Several of my friends are taking golf holidays this summer. They can't get enough of the sport. When they ask me to play with them, I tell them I've never learned how to play. Their reaction is usually somewhere between wonderment and pity.
As long as I can remember, golf has been one of the quintessential guy things to do. And, more than that, golf seems to be viewed as a key skill for rainmaking by executive salesmen--and sales is always the primary job of the entrepreneurial CEO. In fact, I have heard sales folk speak of the golf course in almost reverential tones as the ideal networking format. Does my not playing golf make me a sales cripple? Well, I say no.
Certainly golf seems to be great fun. There is at least a hint of a fanatical, addictive gleam in the eyes of golfers I meet. Also, to judge from the number of fund-raising invitations I get involving golf, it seems to be a mainstay of the eleemosynary.
As an outsider looking in on this business sport of golf I have one primary observation: Golf takes a long time to play. I'm told that the average golf outing is three hours. For me, my time is my most cherished resource as a salesman, as an entrepreneur, and as a human being. Do I spend it teaching my daughter tennis? Do I spend it with my significant other? Do I spend it on the endless myriad of tasks I don't get to as head of my company? Should I spend the time just thinking, meditating or winnowing down that Mt. Everest of books that sits by my bed?

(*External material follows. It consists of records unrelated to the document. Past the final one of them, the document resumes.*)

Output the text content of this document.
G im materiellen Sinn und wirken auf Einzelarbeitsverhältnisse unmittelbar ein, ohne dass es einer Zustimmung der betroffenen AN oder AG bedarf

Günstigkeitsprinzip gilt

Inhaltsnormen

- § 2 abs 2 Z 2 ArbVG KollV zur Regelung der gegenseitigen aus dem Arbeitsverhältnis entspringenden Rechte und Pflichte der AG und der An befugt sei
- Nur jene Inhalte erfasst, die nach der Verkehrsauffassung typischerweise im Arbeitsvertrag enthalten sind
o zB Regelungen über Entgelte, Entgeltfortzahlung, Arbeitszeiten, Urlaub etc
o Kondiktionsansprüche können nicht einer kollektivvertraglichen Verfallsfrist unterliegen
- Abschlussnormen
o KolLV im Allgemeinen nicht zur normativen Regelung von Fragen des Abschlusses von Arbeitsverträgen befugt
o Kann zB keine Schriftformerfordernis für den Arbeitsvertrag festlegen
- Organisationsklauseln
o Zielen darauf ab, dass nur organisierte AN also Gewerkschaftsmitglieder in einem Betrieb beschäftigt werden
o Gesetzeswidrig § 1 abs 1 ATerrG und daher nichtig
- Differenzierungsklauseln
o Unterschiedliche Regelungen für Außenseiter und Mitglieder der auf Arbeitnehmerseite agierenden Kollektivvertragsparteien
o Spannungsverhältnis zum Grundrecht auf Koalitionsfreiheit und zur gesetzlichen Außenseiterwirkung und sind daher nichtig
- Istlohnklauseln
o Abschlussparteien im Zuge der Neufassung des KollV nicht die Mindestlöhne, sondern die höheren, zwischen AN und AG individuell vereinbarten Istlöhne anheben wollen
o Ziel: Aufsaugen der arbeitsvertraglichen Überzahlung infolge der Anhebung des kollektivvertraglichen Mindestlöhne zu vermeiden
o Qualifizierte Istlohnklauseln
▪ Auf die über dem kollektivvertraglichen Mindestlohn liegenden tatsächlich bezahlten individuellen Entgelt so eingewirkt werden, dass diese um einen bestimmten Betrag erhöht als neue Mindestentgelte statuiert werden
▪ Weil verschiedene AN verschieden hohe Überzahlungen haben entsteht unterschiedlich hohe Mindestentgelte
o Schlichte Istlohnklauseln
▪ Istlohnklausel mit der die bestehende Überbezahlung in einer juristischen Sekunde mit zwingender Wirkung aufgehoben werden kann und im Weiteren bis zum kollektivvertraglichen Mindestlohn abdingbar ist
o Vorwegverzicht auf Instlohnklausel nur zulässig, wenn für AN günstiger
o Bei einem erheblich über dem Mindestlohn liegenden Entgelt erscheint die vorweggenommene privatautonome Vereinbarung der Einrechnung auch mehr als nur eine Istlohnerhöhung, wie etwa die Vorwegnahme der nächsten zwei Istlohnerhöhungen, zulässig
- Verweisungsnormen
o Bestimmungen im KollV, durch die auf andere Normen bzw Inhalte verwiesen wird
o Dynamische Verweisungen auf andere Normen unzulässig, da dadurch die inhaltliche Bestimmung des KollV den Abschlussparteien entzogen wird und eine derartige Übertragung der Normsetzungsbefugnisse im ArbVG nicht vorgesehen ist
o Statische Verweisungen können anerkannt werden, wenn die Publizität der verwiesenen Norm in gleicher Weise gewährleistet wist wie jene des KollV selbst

I don't think I'm alone in this calculation. I can see that golf is a wonderful, pleasing, challenging sport. I could see myself enjoying it one of these days. But, in terms of a modern business tool, it doesn't seem a particularly efficient way of initiating new business. It just takes too bloody long! Not to mention wearing those hideous golf clothes.
We're in an increasingly fast-moving business world. Efficiency in business presentation and connection is paramount. As an observing outsider with his nose pressed to the glass, I find golf quaintly inefficient as a rainmaking tool.
However, golf, if nothing else, seems to breed wonderful, witty comments. Robin Williams said, "Golf is a game where white men can dress up as black pimps and get away with it." Or take Winston Churchill, who said, "Golf is a game whose aim is to hit a very small ball into an even smaller hole, with weapons singularly ill-designed tor the purpose." And, finally, Mark Parkinson. "If every golfer in the world, male and female, were laid end to end, I for one would leave them there."